By Вen Li
Many things seemed better when I was a child. Candy tasted good, there were no term papers and the broadcast news industry actually cared about journalism.
I say that not out of a hatred of Wolf Blitzer’s daily War on Iraq (show) on CNN, or the non-stop speculation about the Washington snipers, but because the essence of TV news has undergone a sea of change in the last decade.
Tiananmen Square, 1989.
While watching Saturday morning cartoons on CBS, I remember being rudely interrupted by a “Special Report,” complete with ominous attention-grabbing sound effects and graphics. I did not fully grasp the importance of the situation until my parents joined me, watching in silence as Dan Rather or some other suit described the scene in Beijing. We all sat in silence, including the TV anchor, simply watching the events unfold, live and unadulterated by uninformed commentary or speculation. Eventually, we tried other channels, but on every station journalists sat in awestruck silence, or admitted that they didn’t know.
Later that year, the Berlin Wall fell, and again TV channels were interrupted by “Special Reports.” I had only loosely formed the connection between “Special Reports” and “important stuff happening” when the CTV and CBC aired “Special Reports” about Meech Lake Accord failure in Newfoundland and Manitoba in June 1990. The “Special Report” about Bernie Shaw being scared shitless during the first Desert Shield/Desert Storm police actions in Iraq in 1990/1991 only reinforced that only rare and important events interrupt regular programming.
What didn’t strike me then but is plainly obvious now is that in all those cases, the reporting went away when there was no more story to report. There were no attempts to make, influence, or become a part of the story.
This point has been lost in recent months as anticipatory and predictive reporting exercises were passed off as news. In the United States, the failure to locate new anthrax victims; the sniper police not having a news conference; and the Pentagon not declaring extended police action against Iraq suddenly became “Breaking News” segments complete with on-call pundits, analysts and even commercials for anthrax-free burgers and gas-sucking off-roading vehicles. Canada on the other hand only chooses to lampoon Kyoto, Paul Martin or any other leader du jour until the issues become irritably boring (usually within two days).

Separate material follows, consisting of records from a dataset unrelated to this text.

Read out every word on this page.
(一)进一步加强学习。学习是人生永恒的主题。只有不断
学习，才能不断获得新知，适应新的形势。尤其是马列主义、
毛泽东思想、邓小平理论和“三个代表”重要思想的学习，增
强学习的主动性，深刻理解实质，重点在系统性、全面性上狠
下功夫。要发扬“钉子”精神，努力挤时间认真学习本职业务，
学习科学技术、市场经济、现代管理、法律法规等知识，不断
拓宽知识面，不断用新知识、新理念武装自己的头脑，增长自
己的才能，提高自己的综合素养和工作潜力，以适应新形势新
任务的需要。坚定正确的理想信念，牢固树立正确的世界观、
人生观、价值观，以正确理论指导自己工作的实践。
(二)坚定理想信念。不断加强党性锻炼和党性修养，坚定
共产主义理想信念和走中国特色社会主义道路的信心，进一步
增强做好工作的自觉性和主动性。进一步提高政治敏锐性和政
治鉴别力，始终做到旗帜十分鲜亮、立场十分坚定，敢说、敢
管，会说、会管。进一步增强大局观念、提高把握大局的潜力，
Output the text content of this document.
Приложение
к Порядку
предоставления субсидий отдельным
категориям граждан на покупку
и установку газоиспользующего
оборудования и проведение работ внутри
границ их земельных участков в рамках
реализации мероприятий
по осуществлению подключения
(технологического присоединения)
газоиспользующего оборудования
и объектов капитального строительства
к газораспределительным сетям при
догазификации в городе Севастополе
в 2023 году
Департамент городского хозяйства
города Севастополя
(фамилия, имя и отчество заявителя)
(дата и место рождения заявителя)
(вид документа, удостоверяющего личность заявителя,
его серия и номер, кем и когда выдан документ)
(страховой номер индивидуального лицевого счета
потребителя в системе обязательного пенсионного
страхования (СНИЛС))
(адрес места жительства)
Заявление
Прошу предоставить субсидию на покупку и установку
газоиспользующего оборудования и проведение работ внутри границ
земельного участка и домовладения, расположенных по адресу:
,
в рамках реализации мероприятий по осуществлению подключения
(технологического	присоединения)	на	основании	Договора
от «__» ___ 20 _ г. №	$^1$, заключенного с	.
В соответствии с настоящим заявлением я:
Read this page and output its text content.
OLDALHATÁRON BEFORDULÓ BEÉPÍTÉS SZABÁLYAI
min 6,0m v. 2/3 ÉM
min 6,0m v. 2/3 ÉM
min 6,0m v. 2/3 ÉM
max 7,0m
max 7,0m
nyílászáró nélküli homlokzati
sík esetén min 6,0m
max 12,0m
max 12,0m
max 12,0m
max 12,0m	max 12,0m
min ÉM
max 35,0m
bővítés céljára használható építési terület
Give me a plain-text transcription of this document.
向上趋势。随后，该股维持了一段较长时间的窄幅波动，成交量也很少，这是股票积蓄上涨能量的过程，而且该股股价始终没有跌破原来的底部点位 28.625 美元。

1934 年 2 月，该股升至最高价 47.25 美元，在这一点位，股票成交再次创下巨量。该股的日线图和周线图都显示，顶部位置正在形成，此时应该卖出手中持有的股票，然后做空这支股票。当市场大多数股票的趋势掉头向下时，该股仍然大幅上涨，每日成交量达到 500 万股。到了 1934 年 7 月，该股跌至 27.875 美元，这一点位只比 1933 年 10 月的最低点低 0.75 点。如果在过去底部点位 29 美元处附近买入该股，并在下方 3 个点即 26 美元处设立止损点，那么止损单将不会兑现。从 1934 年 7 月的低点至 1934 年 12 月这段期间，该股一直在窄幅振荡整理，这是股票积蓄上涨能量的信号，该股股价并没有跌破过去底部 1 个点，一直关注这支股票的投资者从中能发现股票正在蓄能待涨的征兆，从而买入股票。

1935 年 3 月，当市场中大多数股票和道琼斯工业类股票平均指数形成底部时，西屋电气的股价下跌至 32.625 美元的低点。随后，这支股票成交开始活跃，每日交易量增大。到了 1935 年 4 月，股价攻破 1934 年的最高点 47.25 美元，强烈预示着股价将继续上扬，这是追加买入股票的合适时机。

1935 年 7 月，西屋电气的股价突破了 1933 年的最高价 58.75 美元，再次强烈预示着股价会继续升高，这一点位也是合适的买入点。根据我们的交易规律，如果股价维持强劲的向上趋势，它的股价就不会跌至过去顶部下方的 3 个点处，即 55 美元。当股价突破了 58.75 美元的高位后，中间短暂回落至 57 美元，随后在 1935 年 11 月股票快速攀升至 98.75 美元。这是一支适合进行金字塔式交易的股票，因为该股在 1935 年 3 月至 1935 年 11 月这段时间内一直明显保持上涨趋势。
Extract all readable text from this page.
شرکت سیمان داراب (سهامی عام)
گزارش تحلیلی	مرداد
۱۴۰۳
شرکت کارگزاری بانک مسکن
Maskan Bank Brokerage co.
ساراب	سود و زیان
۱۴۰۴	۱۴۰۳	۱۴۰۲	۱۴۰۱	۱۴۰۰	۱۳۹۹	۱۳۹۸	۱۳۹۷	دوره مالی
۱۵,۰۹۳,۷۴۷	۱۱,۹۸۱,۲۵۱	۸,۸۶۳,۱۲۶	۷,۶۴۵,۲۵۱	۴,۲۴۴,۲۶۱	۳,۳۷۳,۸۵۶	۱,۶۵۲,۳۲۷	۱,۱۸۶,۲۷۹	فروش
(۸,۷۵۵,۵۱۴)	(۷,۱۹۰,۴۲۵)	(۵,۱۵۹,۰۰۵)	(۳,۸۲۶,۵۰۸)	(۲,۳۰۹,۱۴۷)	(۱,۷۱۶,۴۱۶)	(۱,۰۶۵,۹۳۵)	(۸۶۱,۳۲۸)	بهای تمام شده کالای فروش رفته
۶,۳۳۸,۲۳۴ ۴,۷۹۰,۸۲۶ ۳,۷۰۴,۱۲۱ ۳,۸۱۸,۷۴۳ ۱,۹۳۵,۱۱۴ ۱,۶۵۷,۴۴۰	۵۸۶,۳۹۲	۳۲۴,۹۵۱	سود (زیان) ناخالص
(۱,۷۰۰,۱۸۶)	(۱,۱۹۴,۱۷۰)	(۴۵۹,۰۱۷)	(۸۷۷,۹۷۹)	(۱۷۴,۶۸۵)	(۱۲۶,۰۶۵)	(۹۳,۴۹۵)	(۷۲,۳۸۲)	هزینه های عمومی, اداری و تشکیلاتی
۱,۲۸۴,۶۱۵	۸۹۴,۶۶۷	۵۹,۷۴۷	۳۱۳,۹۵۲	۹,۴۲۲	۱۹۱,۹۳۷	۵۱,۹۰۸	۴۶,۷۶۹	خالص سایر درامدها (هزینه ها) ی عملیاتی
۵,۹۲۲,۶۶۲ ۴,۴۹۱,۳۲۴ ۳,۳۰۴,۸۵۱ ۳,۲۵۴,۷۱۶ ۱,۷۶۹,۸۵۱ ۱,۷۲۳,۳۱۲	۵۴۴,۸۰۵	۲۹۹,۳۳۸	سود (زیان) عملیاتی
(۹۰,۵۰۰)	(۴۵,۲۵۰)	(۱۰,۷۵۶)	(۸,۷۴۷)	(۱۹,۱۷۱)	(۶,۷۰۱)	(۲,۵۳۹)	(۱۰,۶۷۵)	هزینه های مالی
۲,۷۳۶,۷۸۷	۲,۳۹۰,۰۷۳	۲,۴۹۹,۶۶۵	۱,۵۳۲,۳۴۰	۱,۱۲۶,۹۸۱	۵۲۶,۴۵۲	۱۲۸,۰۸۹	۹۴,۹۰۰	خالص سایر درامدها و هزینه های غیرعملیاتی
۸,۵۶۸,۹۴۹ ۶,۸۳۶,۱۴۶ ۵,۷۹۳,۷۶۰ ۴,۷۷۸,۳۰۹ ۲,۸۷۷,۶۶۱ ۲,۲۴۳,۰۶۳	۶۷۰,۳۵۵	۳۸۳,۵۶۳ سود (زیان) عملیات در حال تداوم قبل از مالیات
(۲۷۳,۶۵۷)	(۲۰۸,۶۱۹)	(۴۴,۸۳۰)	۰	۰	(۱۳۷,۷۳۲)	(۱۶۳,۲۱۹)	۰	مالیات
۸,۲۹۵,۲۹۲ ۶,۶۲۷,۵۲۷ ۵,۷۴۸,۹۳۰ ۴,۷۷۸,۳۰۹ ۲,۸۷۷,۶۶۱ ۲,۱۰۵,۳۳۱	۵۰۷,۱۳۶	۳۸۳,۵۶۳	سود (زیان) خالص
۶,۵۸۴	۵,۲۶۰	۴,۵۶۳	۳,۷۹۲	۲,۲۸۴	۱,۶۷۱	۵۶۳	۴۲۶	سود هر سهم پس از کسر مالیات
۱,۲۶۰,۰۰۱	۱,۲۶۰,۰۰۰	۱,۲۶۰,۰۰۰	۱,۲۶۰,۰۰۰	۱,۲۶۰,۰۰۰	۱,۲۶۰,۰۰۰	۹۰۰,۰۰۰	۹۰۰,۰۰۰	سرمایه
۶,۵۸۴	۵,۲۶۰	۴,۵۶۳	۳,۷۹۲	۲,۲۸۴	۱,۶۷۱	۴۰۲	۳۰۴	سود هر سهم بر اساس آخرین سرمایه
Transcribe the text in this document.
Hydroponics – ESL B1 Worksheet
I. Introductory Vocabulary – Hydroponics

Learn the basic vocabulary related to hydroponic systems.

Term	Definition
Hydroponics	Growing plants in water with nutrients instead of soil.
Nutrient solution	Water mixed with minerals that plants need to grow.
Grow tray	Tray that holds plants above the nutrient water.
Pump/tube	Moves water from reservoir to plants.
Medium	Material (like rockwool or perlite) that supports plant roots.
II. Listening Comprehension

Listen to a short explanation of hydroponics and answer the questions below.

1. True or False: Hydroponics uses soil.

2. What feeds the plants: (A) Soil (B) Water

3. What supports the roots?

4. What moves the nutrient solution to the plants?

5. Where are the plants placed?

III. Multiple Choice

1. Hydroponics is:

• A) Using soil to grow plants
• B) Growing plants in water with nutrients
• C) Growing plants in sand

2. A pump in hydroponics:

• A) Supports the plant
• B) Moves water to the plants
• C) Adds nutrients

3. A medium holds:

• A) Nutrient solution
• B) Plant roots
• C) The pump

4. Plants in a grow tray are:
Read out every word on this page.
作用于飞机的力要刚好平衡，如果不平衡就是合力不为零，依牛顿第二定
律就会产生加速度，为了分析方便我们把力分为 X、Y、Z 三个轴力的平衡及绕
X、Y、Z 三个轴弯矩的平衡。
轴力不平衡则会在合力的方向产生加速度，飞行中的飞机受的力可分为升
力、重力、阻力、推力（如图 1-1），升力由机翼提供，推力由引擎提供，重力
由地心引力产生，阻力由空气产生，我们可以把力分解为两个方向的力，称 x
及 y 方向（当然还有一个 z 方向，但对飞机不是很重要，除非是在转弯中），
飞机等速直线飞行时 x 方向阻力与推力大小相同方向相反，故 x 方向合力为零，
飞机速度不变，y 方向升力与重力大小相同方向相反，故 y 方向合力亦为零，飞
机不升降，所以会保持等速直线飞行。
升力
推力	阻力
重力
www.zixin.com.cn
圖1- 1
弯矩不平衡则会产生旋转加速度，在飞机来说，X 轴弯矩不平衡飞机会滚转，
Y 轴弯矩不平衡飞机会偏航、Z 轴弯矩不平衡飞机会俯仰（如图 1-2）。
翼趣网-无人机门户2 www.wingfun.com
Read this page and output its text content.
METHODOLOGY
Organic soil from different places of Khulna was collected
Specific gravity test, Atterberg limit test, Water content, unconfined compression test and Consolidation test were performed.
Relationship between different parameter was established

CNN and others should be commended for the good things that came out of extended O.J. and Monica Lewinsky coverage, such as an expansion of legal awareness in the general population. However, prolonged discussion of the 2000 presidential election’s chads and Lou Dobbs’ tally board of corporate financial badness since Enron are less than productive. Giving expert speculation too much credence in a time when reliable information is scare only creates more news than is reported.
Media outlets can offer 24 hour coverage of anything they choose but they must remember that for many people, mass media is the only source of current information. Reporting speculation as news, or arousing anything more than attention should be left in the domain of propaganda artists, not the fourth estate’s boardrooms.